What’s been selling well for the brand? “Runway Star,” “I love New York” and Vaquera T-shirts and hoodies; oversize “Baby” cuffed jeans and skinny scrunch jeans, Teddy Bear accessories, denim and outerwear. “During the pandemic, our website became a huge source of revenue for us,” he said.
Vaquera’s studio is in an eclectic building on Park Avenue in Brooklyn with an indoor skate park, where Bode also has set up shop, alongside artists and Hasidic shipping companies.
Grace Ahlbom/Courtesy of Vaquera
The designers are very much the fashion counterculture. But they are keenly aware of New York’s limitations to helping businesses like theirs survive, much less flourish.

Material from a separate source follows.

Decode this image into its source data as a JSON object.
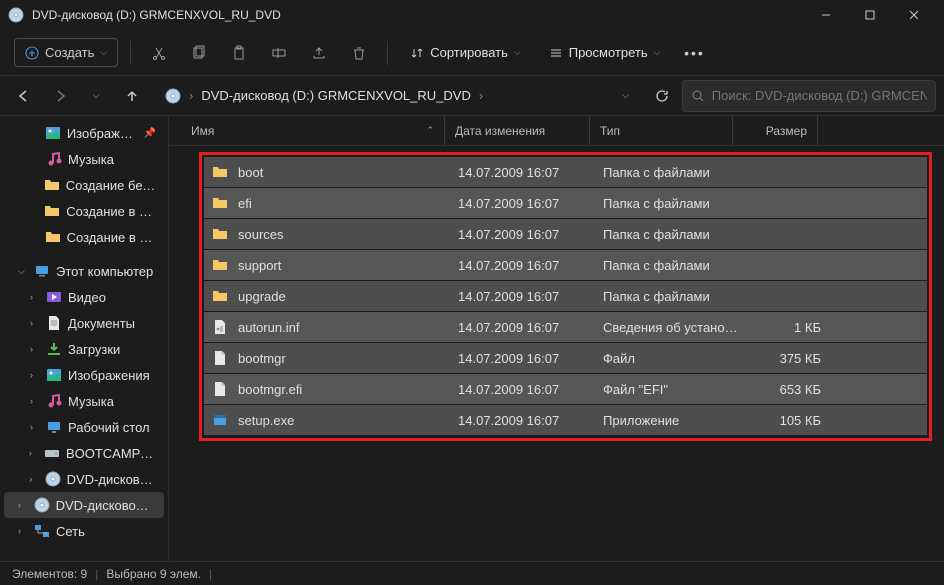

“There’s always small brands coming up, but it’s always who is going to last because they are not supported by the fashion industry. Dover Street Market is doing something great, and the fact we’ve survived is a sign of that starting to happen, so hopefully that will continue to happen,” Taubensee said.
That said, even with the bigger international platform, the designers are committed to sticking to their values.
“We don’t want to mass produce clothes, slow fashion is still important to us, and being sustainable in that way, making something you will keep forever,” DiCaprio said. “We like to exist outside the trend cycle.”
And if Paris is a good fit, who knows?
“We might move here someday,” DiCaprio said. “We love the cheesy vibe, and New York is losing that energy. Our favorite place to hang out is the Sacré Coeur steps. It’s a funny scene — we always buy beers; they’re these French dudes who are obsessed with Americana and they play Bob Dylan and wear suits, it’s always a good time.”
“You look down on the city, and see people getting married, or pickpocketed,” Taubensee added. “We really are just kids from middle America and to have this dream, achieve it in New York and then go to Paris, it’s just fun and surreal.”